Being an Ally to the Bisexual Community
What Is Bisexuality?
Bisexuality is the potential to feel attracted (sexually, romantically, emotionally) to and/or engage in sensual or sexual relationships with people of two or more genders. The degree and type of attraction to different genders may vary over time. Bisexuality historically operated within the binary, meaning attraction to men and women, but the term has increasingly been re-defined by bisexual people to name attraction to people of same and different genders. This could include—as a few instances—men & women; women & non-binary people; men & genderfluid people; men, women, & gender non-conforming people, etc. Bisexuality is one term of many describing non-monosexual identities, meaning not attracted to one gender exclusively. Some other terms are pansexuality and omnisexuality, meaning attraction to people of all or many gender identities and expressions.
Bisexual individuals, like all people, have a wide variety of relationship styles. Contrary to common myth, a bisexual person does not necessarily need to be in sexual or romantic relationships with people of multiple genders simultaneously. Some bisexual people may be in a relationship with one partner only, whereas others may have a number of partners. It is important to have the freedom to choose the type of relationship that is right for the people involved, whatever their orientation.
Bisexual people cannot be defined by their partner(s) or potential partner(s), so they are rendered invisible within an either/or framework. This invisibility is one of the most challenging aspects of a bisexual identity. Living in a society that operates strongly within a binary, most people are unaware of their monosexual assumptions (seeing someone as either gay or straight) until a bisexual person speaks up/comes out and challenges the assumption. Very often, bisexuals are then dismissed and told they are “confused” or “simply have to make up their mind and choose.”

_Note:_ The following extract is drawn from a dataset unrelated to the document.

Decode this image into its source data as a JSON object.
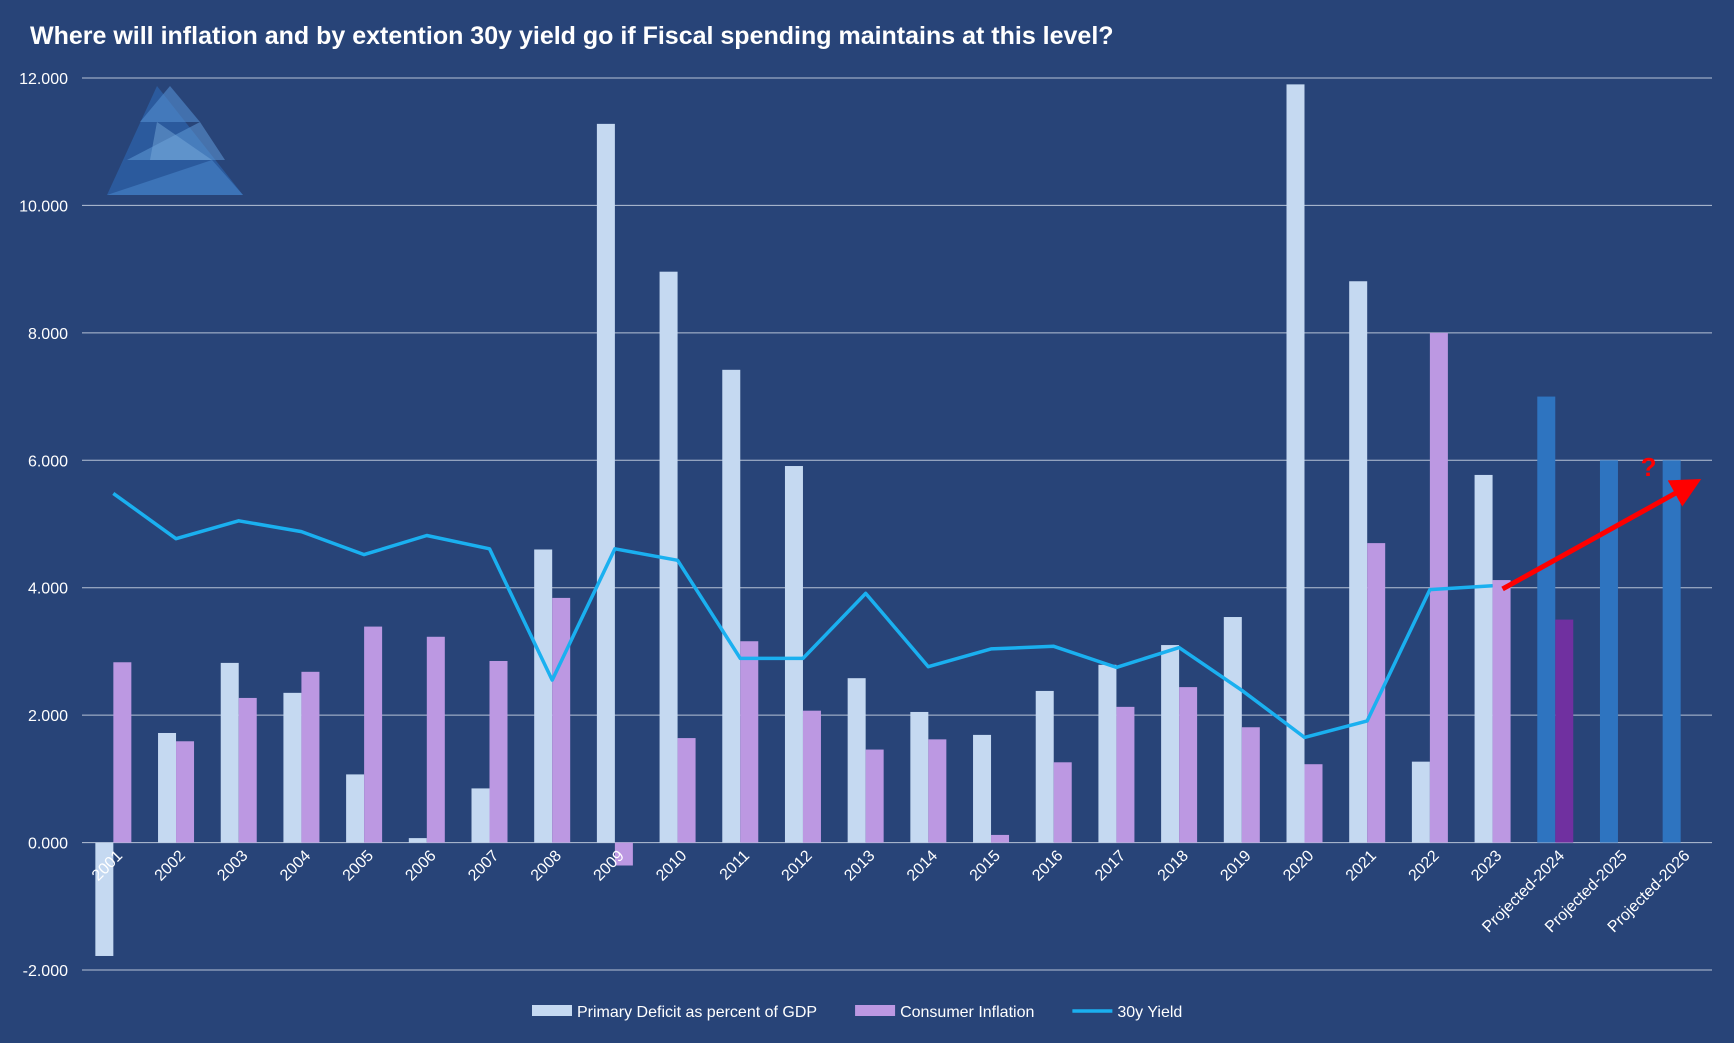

Tips to be a Bisexual Ally
- The terms “bisexual” and “non-monosexual” can be used interchangeably to describe individuals who identify with non-monosexual orientations (attracted to more than one gender), encompassing pan-, omni-, bi-, and nonmonosexual identities.
- Acknowledge that a person who is bisexual is always bisexual regardless of their current or past partner(s) or sexual experience(s).
- Check in with people about what term(s) they prefer and respect personal choices about self-identification. Don’t make assumptions!
- Because nonmonosexuality is invisibilized/delegitimized, non-monosexual people usually have to come out over and over, both within and outside of LGBTQIA communities.
- Recognize that Bi people are not “confused,” “oversexed,” or attracted to everyone.
- Not every Bi person “passes” as straight. Those who do may not feel this is a privilege.